Lychee is most often eaten right off the tree—or, even better, right out of the fridge. The best lychee fruits boast a juicy, sweet flesh inside with a smaller seed. It’s hard to describe the taste—though, to be sure, it tastes nothing like the canned version. It’s almost a cross between a strawberry and a grape, with a sweet, floral fragrance. While in season, you can find lychee in everything from cocktails to sorbet in Hawaiʻi.
You want to look for a red, rosy color with a smoothed-out skin, says Kaye: “When lychee matures, the scales around the middle of the fruit should be smooth, and they should have a little give to it.”

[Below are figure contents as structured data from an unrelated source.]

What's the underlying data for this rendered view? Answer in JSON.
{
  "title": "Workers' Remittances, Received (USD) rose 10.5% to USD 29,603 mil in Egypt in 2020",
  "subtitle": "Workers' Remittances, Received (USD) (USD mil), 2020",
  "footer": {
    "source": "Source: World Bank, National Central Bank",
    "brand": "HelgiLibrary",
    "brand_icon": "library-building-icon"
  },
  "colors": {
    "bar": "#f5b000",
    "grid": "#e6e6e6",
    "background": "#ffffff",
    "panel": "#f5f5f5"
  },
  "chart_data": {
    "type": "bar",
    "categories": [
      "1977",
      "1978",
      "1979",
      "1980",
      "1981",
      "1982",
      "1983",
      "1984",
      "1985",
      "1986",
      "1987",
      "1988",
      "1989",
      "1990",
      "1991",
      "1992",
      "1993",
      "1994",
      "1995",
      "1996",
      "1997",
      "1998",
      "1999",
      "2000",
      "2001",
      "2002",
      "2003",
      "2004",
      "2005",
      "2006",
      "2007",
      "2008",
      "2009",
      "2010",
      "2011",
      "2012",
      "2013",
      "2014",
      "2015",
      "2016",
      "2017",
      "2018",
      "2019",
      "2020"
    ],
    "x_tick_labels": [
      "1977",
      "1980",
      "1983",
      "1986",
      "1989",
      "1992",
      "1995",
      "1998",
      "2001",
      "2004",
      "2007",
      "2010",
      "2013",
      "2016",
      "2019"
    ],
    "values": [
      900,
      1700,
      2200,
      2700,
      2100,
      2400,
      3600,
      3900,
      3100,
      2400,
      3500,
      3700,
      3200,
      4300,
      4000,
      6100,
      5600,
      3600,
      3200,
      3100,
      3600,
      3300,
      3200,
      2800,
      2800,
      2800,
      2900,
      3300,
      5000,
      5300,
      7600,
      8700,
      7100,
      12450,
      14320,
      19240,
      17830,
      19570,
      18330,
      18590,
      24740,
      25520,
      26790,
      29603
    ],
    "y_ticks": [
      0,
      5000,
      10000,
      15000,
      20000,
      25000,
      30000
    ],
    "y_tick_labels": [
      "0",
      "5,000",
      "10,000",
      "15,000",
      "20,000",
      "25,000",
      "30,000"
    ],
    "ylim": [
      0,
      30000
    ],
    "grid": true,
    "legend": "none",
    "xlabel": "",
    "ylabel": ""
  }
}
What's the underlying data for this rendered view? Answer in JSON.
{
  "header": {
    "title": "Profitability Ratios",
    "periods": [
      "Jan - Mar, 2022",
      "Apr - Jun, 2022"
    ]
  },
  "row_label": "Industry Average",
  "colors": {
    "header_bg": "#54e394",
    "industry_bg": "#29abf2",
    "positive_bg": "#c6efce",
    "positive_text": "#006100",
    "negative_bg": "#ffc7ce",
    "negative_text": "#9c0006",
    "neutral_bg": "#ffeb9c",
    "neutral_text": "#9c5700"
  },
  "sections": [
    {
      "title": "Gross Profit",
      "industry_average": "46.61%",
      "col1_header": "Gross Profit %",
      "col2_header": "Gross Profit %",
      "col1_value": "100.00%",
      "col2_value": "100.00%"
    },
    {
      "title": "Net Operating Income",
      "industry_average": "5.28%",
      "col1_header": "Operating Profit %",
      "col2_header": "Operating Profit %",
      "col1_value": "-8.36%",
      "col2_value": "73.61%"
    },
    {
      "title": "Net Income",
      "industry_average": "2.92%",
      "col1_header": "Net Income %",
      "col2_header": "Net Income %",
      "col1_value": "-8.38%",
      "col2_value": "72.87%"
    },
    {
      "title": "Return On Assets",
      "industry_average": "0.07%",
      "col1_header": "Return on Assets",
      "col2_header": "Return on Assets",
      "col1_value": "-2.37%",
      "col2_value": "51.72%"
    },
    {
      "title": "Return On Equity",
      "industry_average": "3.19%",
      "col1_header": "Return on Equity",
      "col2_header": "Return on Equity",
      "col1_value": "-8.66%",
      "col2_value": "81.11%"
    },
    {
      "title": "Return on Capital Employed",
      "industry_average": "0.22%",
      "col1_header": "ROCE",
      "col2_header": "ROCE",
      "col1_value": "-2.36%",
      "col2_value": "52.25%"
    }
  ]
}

You want to put lychee in the fridge—or freezer—ASAP. You can’t leave them on your kitchen counter for very long. Fruits last up to three weeks in the fridge—put them in a damp paper bag—or three months in the freezer. If the shell dries out and turns brown, it doesn’t necessarily mean the fruit inside is bad, too, she says.
Deliciousness aside, lychee also has health benefits to note. It’s loaded with vitamin C—more than oranges and lemons—antioxidants and B-complex vitamins like niacin and folates.
So how do you pronounce it?
In Hawaiʻi, we say, lai-chee. In other places, it’s pronounced, lee-chee. Which is correct? Likely, neither. But when in Hawaiʻi…
Hawaiʻi Island arguably grows the best lychee, says Ken Love, executive director of the Hawaiʻi Tropical Fruit Growers, because of the combination of ample rainfall and heat, which causes the fruits to have a higher sugar content, therefore sweeter.
Kaye’s 28-acre farm in Honomū, about 15 miles north of Hilo (and near ʻAkaka Falls), specializes in lychee. She has 120 trees—with more being planted—producing about 5,000 pounds of fruit a year. She sells them direct to customers within the state—and they go quick. (Other, larger farms can sell to the Mainland.) Every Friday she posts her inventory on her website for the coming week and she’s sold out in 20 minutes. Her last harvest was over the Fourth of July weekend.
Kaye’s favorite way to eat lychee?
“Lately, we’ve been making lychee drinks,” she says. “We blend it—equal parts lychee and ice—and add coconut milk. You can even add a shot of vodka, if you want. It’s such a nice, frothy ice-cold drink to have on a hot day.”